The film says something uncomfortable but honest. You can have a job, a salary, respect, and still feel lost. You can do everything right and still feel wrong. And when society praises you for being “settled,” it becomes even harder to admit that you are unhappy.


Why Tamasha Hits Hard Today

In a world obsessed with productivity and optics, Tamasha feels more relevant than ever. People are building careers they do not enjoy, living lives they did not choose and calling it maturity. Passion is postponed, identity is compromised, mental health is ignored until it demands attention.


The film does not romanticise struggle. It simply asks a question. What is the point of success if you are absent from your own life?


The Real Meaning of Tamasha

The word tamasha means spectacle. Performance. Drama. The irony is clear, Ved’s entire life becomes a tamasha when he stops being honest. He performs professionalism, he performs stability, he performs normalcy.

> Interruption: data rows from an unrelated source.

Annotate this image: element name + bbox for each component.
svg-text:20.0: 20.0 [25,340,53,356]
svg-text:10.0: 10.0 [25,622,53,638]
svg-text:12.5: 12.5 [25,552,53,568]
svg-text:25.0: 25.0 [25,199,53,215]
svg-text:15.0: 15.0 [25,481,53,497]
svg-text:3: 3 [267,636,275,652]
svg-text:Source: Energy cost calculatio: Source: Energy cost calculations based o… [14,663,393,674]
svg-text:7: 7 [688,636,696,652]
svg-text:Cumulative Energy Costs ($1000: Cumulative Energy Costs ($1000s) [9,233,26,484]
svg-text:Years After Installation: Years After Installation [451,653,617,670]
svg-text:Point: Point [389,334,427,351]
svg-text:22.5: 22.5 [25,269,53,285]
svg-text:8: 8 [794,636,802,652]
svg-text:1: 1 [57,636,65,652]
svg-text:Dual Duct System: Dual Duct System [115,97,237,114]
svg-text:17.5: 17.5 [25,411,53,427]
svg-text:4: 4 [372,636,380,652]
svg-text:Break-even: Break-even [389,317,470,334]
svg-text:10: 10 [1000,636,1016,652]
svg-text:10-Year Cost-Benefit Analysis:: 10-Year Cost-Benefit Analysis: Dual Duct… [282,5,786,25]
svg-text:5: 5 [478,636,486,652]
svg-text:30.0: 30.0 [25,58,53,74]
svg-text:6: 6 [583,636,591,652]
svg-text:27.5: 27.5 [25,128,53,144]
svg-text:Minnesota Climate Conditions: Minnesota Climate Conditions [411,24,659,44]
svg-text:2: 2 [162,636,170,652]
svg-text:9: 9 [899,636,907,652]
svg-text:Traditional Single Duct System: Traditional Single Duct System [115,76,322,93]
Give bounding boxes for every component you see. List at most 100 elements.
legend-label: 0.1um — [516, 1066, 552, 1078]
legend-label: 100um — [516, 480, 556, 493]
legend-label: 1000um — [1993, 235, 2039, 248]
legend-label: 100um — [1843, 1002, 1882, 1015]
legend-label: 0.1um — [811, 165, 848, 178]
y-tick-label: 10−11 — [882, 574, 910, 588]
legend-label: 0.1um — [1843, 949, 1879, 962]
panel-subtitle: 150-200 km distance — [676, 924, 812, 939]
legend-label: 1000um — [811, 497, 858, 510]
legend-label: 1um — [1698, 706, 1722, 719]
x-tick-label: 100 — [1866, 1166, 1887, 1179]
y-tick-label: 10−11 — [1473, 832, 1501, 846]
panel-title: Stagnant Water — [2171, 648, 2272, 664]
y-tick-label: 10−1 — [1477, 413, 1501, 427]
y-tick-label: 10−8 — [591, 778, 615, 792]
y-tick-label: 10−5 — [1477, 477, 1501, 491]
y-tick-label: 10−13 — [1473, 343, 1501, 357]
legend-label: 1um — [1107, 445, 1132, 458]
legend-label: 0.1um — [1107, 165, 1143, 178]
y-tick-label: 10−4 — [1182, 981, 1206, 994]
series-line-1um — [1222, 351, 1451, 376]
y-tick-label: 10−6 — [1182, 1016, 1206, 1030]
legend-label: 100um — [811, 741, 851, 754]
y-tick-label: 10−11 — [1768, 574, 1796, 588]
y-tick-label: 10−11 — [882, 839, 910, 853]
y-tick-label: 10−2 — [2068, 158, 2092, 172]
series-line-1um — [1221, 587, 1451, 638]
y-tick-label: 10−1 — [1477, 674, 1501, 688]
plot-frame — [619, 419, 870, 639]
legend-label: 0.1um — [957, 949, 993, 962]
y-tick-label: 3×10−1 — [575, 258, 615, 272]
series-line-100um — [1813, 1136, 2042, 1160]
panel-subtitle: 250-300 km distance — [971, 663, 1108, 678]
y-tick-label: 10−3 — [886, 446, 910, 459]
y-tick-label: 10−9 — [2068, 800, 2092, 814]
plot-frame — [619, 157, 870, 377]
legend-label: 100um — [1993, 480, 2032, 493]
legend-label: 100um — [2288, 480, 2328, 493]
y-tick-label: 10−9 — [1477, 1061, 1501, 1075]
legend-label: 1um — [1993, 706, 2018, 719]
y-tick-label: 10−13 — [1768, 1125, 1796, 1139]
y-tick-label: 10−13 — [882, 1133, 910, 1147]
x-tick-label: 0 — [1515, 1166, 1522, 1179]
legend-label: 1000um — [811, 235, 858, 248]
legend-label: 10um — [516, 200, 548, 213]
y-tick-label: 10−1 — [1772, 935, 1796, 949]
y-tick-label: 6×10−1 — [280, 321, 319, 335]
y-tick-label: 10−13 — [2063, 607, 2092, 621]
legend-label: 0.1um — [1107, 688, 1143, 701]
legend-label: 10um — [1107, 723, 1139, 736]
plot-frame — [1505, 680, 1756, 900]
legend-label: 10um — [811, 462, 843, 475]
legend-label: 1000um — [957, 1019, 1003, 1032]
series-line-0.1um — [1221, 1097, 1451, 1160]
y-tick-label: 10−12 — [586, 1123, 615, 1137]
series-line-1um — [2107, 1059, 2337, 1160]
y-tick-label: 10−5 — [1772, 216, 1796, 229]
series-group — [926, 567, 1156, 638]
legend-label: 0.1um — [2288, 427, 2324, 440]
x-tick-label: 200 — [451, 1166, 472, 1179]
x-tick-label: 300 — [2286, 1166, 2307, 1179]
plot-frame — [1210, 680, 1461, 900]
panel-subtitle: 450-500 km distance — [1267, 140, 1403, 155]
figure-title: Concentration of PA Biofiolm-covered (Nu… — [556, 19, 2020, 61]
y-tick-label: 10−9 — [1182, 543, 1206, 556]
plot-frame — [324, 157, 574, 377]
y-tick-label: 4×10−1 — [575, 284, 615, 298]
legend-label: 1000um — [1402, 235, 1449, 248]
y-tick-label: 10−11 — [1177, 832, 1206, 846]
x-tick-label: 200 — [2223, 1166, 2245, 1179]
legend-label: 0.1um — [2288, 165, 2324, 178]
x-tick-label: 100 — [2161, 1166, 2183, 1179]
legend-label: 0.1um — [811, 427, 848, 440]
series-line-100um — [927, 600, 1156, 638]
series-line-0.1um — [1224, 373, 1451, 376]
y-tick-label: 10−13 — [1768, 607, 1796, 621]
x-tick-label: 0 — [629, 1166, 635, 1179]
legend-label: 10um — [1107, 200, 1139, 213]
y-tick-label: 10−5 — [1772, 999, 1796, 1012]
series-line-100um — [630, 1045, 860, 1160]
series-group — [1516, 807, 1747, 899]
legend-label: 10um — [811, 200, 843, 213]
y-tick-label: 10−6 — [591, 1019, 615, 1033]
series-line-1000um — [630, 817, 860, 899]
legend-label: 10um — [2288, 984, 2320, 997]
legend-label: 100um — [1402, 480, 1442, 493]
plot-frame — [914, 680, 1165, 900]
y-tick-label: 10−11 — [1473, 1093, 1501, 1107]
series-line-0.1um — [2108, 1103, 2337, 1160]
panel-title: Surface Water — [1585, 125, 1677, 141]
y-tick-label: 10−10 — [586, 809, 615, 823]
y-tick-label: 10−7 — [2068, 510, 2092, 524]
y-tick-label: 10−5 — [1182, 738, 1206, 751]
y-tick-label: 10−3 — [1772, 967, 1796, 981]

And when he finally chooses storytelling, he is not choosing risk over safety. He is choosing truth over fear. The ending is not about quitting a job. It is about reclaiming identity.


Why This Film Stays With Me

Tamasha reminds us that losing yourself is not always loud. Sometimes it happens politely. Gradually. With applause. It reminds us that passion is not a luxury. It is a language through which some people breathe. And most importantly, it tells us that it is never too late to return to who you were before the world told you who to become.


That is why Tamasha is not just my favourite movie. It is a reminder, a reminder that the bravest thing you can do is stop performing and start living.